For a long while, Etain was unable to sleep that night, and so she listened to the regular footsteps down the hall, acolytes and priests walking lonely shifts. She thought she smelled sweet herbs similar to what had been burned during the gods test, but she could not be certain. Eventually, Etain drifted off to sleep, and was startled out of her doze by a knock on her door the next morning as all the teenagers were roused for breakfast and morning devotions. They all knelt in the great hall together as the bells rang out over the city, Etain counting her peers through lowered lashes as she spoke the names of the gods. There were still thirty five left in the hall, no one had been chosen by a god in the night. Not a few of her friends had dark circles under their eyes it seemed that none of them had slept well in the unfamiliar circumstances. The lessons prescribed by the priests began with the basics that each of them had learned with their respective guilds and families- the history of the realm and the city, and the foundation of each god's favored guild. After a simple midday meal, as promised, they were allowed to do what they wanted with themselves. Etain and Rance found themselves engaged in a game of chess, the two friends desperate for something familiar with which to distract themselves.

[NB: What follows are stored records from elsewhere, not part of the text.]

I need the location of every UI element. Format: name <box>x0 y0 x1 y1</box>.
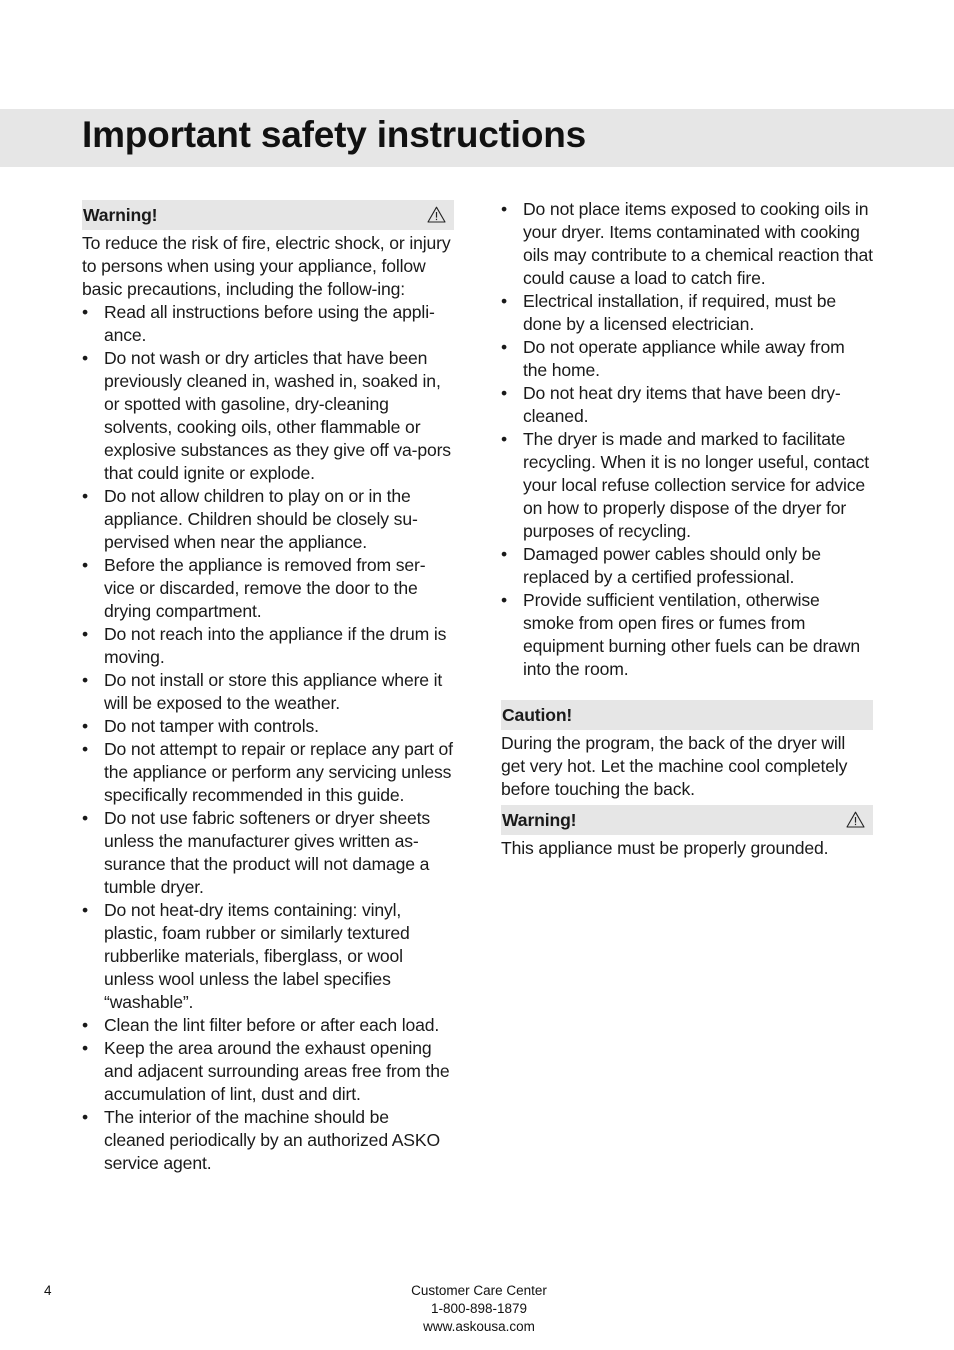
list-item-text: Do not allow children to play on or in the appliance. Children should be closely su-pervised when near the appliance. <box>104 486 418 552</box>
grounding-warning-text: This appliance must be properly grounded. <box>501 838 829 858</box>
list-item-text: Do not operate appliance while away from the home. <box>523 337 845 380</box>
bullet: • <box>82 1107 89 1127</box>
list-item <box>501 589 873 681</box>
list-item-text: Read all instructions before using the appli-ance. <box>104 302 435 345</box>
bullet: • <box>82 739 89 759</box>
bullet: • <box>82 1038 89 1058</box>
list-item <box>501 382 873 428</box>
right-column <box>501 198 873 860</box>
page-number: 4 <box>44 1283 52 1298</box>
warning-triangle-icon <box>846 811 865 828</box>
bullet: • <box>501 199 508 219</box>
list-item-text: Do not tamper with controls. <box>104 716 319 736</box>
bullet: • <box>82 716 89 736</box>
right-bullet-list <box>501 198 873 681</box>
caution-header <box>501 700 873 730</box>
list-item <box>82 301 454 347</box>
list-item <box>82 623 454 669</box>
list-item <box>82 347 454 485</box>
bullet: • <box>82 1015 89 1035</box>
list-item <box>82 807 454 899</box>
list-item <box>82 554 454 623</box>
list-item <box>501 290 873 336</box>
list-item <box>82 485 454 554</box>
list-item <box>82 899 454 1014</box>
section-spacer <box>501 681 873 700</box>
bullet: • <box>501 383 508 403</box>
list-item-text: Do not attempt to repair or replace any part of the appliance or perform any servicing unless specifically recommended in this guide. <box>104 739 453 805</box>
bullet: • <box>82 348 89 368</box>
list-item <box>501 198 873 290</box>
list-item-text: Keep the area around the exhaust opening and adjacent surrounding areas free from the accumulation of lint, dust and dirt. <box>104 1038 450 1104</box>
list-item-text: Electrical installation, if required, must be done by a licensed electrician. <box>523 291 837 334</box>
customer-care-phone: 1-800-898-1879 <box>430 1301 528 1316</box>
bullet: • <box>501 590 508 610</box>
bullet: • <box>501 337 508 357</box>
warning-triangle-icon <box>427 206 446 223</box>
list-item-text: Do not reach into the appliance if the drum is moving. <box>104 624 447 667</box>
warning-intro: To reduce the risk of fire, electric shock, or injury to persons when using your appliance, follow basic precautions, including the follow-ing: <box>82 233 451 299</box>
customer-care-label: Customer Care Center <box>411 1283 547 1298</box>
list-item-text: Do not wash or dry articles that have been previously cleaned in, washed in, soaked in, or spotted with gasoline, dry-cleaning solvents, cooking oils, other flammable or explosive substances as they give off va-pors that could ignite or explode. <box>104 348 451 483</box>
list-item-text: Damaged power cables should only be replaced by a certified professional. <box>523 544 821 587</box>
bullet: • <box>501 429 508 449</box>
bullet: • <box>82 486 89 506</box>
list-item-text: Clean the lint filter before or after each load. <box>104 1015 440 1035</box>
bullet: • <box>82 900 89 920</box>
bullet: • <box>82 808 89 828</box>
list-item-text: Provide sufficient ventilation, otherwise smoke from open fires or fumes from equipment burning other fuels can be drawn into the room. <box>523 590 861 679</box>
grounding-warning-header <box>501 805 873 835</box>
list-item <box>82 1014 454 1037</box>
list-item <box>82 715 454 738</box>
list-item-text: Do not use fabric softeners or dryer sheets unless the manufacturer gives written as-surance that the product will not damage a tumble dryer. <box>104 808 431 897</box>
bullet: • <box>82 624 89 644</box>
bullet: • <box>82 555 89 575</box>
caution-heading: Caution! <box>502 705 573 725</box>
list-item <box>501 543 873 589</box>
page-title: Important safety instructions <box>82 114 587 155</box>
bullet: • <box>82 670 89 690</box>
list-item <box>501 428 873 543</box>
list-item-text: Do not install or store this appliance where it will be exposed to the weather. <box>104 670 443 713</box>
customer-care-contact <box>379 1282 579 1336</box>
left-column <box>82 200 454 1175</box>
list-item <box>82 1037 454 1106</box>
warning-header <box>82 200 454 230</box>
list-item-text: The dryer is made and marked to facilitate recycling. When it is no longer useful, contact your local refuse collection service for advice on how to properly dispose of the dryer for purposes of recycling. <box>523 429 869 541</box>
list-item-text: Do not place items exposed to cooking oils in your dryer. Items contaminated with cooking oils may contribute to a chemical reaction that could cause a load to catch fire. <box>523 199 873 288</box>
list-item <box>82 1106 454 1175</box>
caution-text: During the program, the back of the dryer will get very hot. Let the machine cool completely before touching the back. <box>501 733 848 799</box>
list-item-text: Do not heat-dry items containing: vinyl, plastic, foam rubber or similarly textured rubberlike materials, fiberglass, or wool unless wool unless the label specifies “washable”. <box>104 900 410 1012</box>
bullet: • <box>501 291 508 311</box>
customer-care-website: www.askousa.com <box>423 1319 535 1334</box>
list-item <box>82 669 454 715</box>
bullet: • <box>82 302 89 322</box>
list-item <box>82 738 454 807</box>
list-item-text: Do not heat dry items that have been dry-cleaned. <box>523 383 841 426</box>
left-bullet-list <box>82 301 454 1175</box>
bullet: • <box>501 544 508 564</box>
list-item <box>501 336 873 382</box>
list-item-text: The interior of the machine should be cleaned periodically by an authorized ASKO service agent. <box>104 1107 441 1173</box>
list-item-text: Before the appliance is removed from ser-vice or discarded, remove the door to the drying compartment. <box>104 555 426 621</box>
warning-heading: Warning! <box>83 205 158 225</box>
grounding-warning-heading: Warning! <box>502 810 577 830</box>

"Check" Etain threatened, moving her rook into place.

Rance chuckled and easily took her rook with a knight that Etain had forgotten was even on the board. "Think again."

Etain growled under her breath, and was quickly outmaneuvered by Rance's remaining pieces. Eventually, Rance let out a triumphal, "checkmate!"

Glancing around desperately for a way out of the situation, Etain saw none and, acknowledging her defeat, tipped her king over onto the board. Rance's gleeful smile faded, and he looked at Etain curiously.

"You should have completely dominated me there after that early check, Etain. Is something wrong?"

Sighing, she shook her head, bringing her feet up onto the chair and wrapping her arms around her knees.

"Yes there is, chickadee. Don't lie to me, you know I can tell."

"It's just all so strange here. Everything is so different from home- some of it is in a good way, but I don't even know why I'm here. I passed some sort of test and I don't even know what I did or how I did it, and now I'm at the whim of whichever god wants me!" Etain laid her head on her knees, tears welling in her eyes.

Rance put two fingers under her chin and made Etain look into his eyes. "You're here because you are something special. Do not ever stop believing it. I know it sounds corny, but it's the truth."

Etain couldn't stop her giggles, and she swatted at Rance's hand. "You're just playing me like you do with all the girls. Don't think I don't know your patterns, Rance Nantale."

Still, Etain's mood was lightened, and she and Rance continued playing chess until the evening bell that called them to their devotions and dinner. Going to bed that night, Etain resolved to herself that she would not dedicate the offerings she burned any longer, she would leave it to the whim of the gods. If they wanted her, they could call her. As the incense burned out, Etain's head touched the pillow, and she was asleep.